Picks and Pans Review: Blues Forever

UPDATED 02/14/1983 at 01:00 AM EST Originally published 02/14/1983 at 01:00 AM EST

Muhal Richard Abrams

At first listen, it may not appear to be the blues that are always the basis of Abrams' avant-garde pieces for big band. If you're of skeptical or unsympathetic mind, they might sound more like tuning-up sounds. Actually, no matter how far out pianist-composer Abrams gets, the spirit of the blues never quite disappears. In an ambitious piece like Ancient and Future Reflections, he may bring to mind Webern and other astringent European modernists, but he writes more emotionally than they and is also experimenting with call-and-response patterns, an important feature of blues and African music.
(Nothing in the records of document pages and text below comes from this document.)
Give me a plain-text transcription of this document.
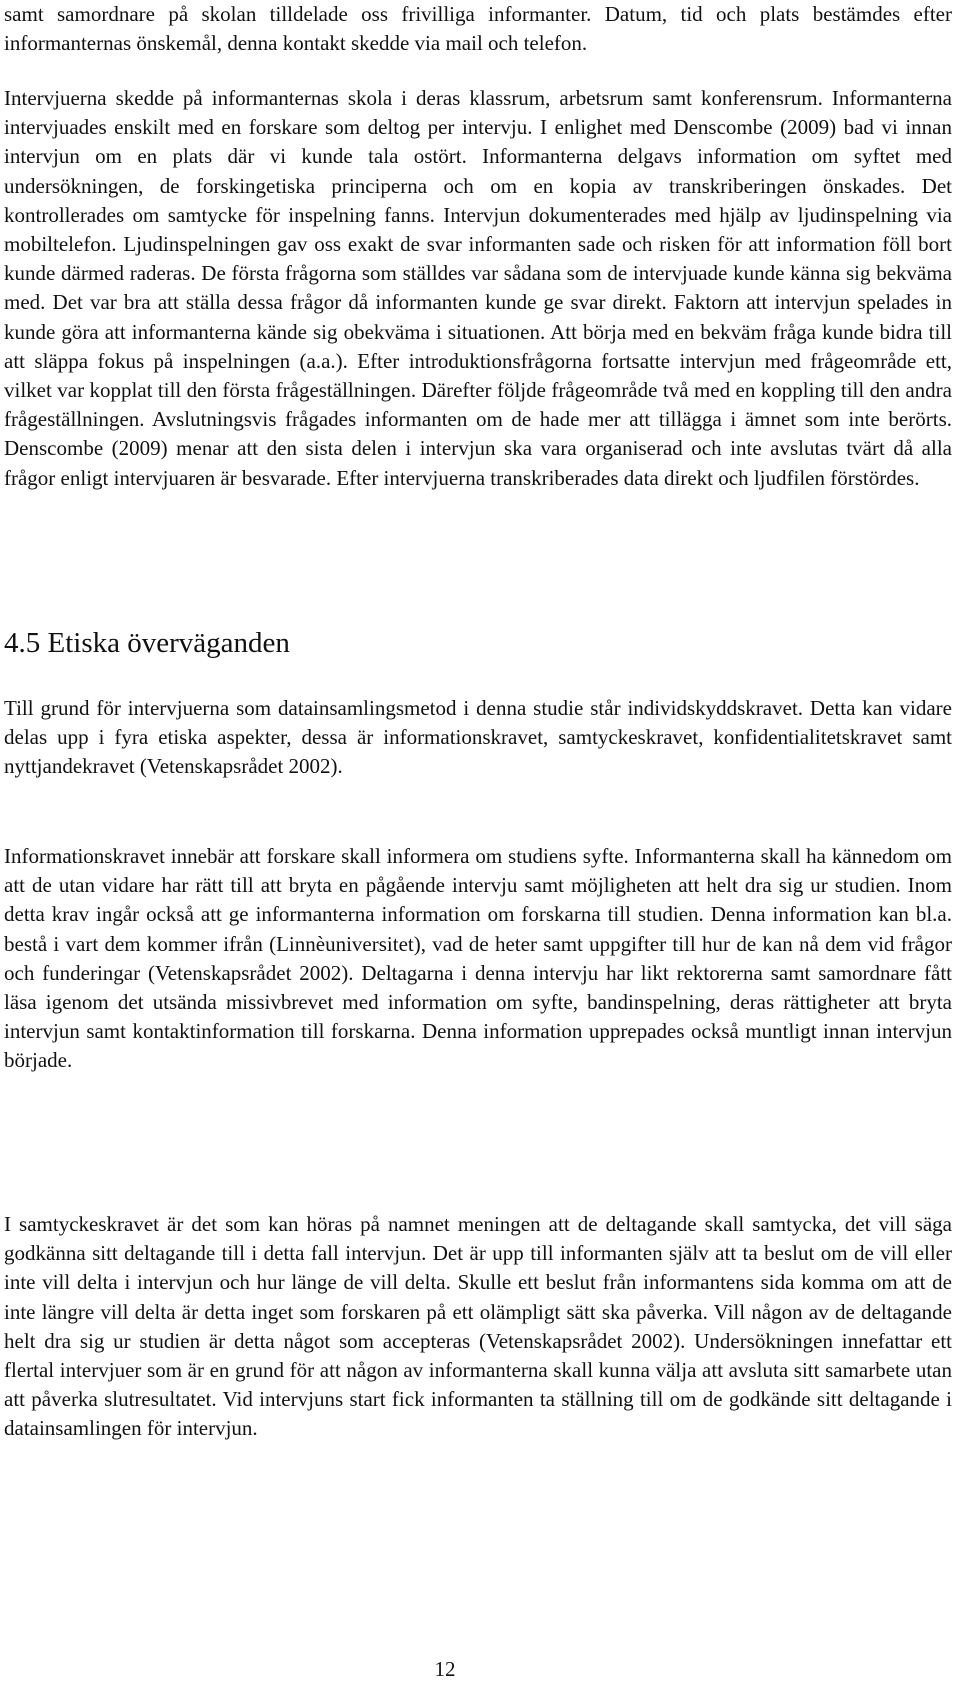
samt samordnare på skolan tilldelade oss frivilliga informanter. Datum, tid och plats bestämdes efter informanternas önskemål, denna kontakt skedde via mail och telefon.

Intervjuerna skedde på informanternas skola i deras klassrum, arbetsrum samt konferensrum. Informanterna intervjuades enskilt med en forskare som deltog per intervju. I enlighet med Denscombe (2009) bad vi innan intervjun om en plats där vi kunde tala ostört. Informanterna delgavs information om syftet med undersökningen, de forskingetiska principerna och om en kopia av transkriberingen önskades. Det kontrollerades om samtycke för inspelning fanns. Intervjun dokumenterades med hjälp av ljudinspelning via mobiltelefon. Ljudinspelningen gav oss exakt de svar informanten sade och risken för att information föll bort kunde därmed raderas. De första frågorna som ställdes var sådana som de intervjuade kunde känna sig bekväma med. Det var bra att ställa dessa frågor då informanten kunde ge svar direkt. Faktorn att intervjun spelades in kunde göra att informanterna kände sig obekväma i situationen. Att börja med en bekväm fråga kunde bidra till att släppa fokus på inspelningen (a.a.). Efter introduktionsfrågorna fortsatte intervjun med frågeområde ett, vilket var kopplat till den första frågeställningen. Därefter följde frågeområde två med en koppling till den andra frågeställningen. Avslutningsvis frågades informanten om de hade mer att tillägga i ämnet som inte berörts. Denscombe (2009) menar att den sista delen i intervjun ska vara organiserad och inte avslutas tvärt då alla frågor enligt intervjuaren är besvarade. Efter intervjuerna transkriberades data direkt och ljudfilen förstördes.

4.5 Etiska överväganden

Till grund för intervjuerna som datainsamlingsmetod i denna studie står individskyddskravet. Detta kan vidare delas upp i fyra etiska aspekter, dessa är informationskravet, samtyckeskravet, konfidentialitetskravet samt nyttjandekravet (Vetenskapsrådet 2002).

Informationskravet innebär att forskare skall informera om studiens syfte. Informanterna skall ha kännedom om att de utan vidare har rätt till att bryta en pågående intervju samt möjligheten att helt dra sig ur studien. Inom detta krav ingår också att ge informanterna information om forskarna till studien. Denna information kan bl.a. bestå i vart dem kommer ifrån (Linnèuniversitet), vad de heter samt uppgifter till hur de kan nå dem vid frågor och funderingar (Vetenskapsrådet 2002). Deltagarna i denna intervju har likt rektorerna samt samordnare fått läsa igenom det utsända missivbrevet med information om syfte, bandinspelning, deras rättigheter att bryta intervjun samt kontaktinformation till forskarna. Denna information upprepades också muntligt innan intervjun började.

I samtyckeskravet är det som kan höras på namnet meningen att de deltagande skall samtycka, det vill säga godkänna sitt deltagande till i detta fall intervjun. Det är upp till informanten själv att ta beslut om de vill eller inte vill delta i intervjun och hur länge de vill delta. Skulle ett beslut från informantens sida komma om att de inte längre vill delta är detta inget som forskaren på ett olämpligt sätt ska påverka. Vill någon av de deltagande helt dra sig ur studien är detta något som accepteras (Vetenskapsrådet 2002). Undersökningen innefattar ett flertal intervjuer som är en grund för att någon av informanterna skall kunna välja att avsluta sitt samarbete utan att påverka slutresultatet. Vid intervjuns start fick informanten ta ställning till om de godkände sitt deltagande i datainsamlingen för intervjun.

12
If some of Abrams' experiments are an acquired taste, on this album his progressive voicings often seem just ways to give swing a contemporary identity. A piece like Du King (Dedicated to Duke Ellington) is a wild, vertiginous and convincing case in point. Then there is Blues Forever, as down-home a straight-ahead blues as anyone could ask for, with a big, bawling trombone solo from Craig Harris and Jean-Paul Bourelly's wicked guitar. In this title cut, Abrams, 50, who founded the avant-garde Association for the Advancement of Creative Musicians in Chicago in 1965 and moved to New York in the late 70s, seems to be reminding listeners he hasn't forgotten where his music comes from.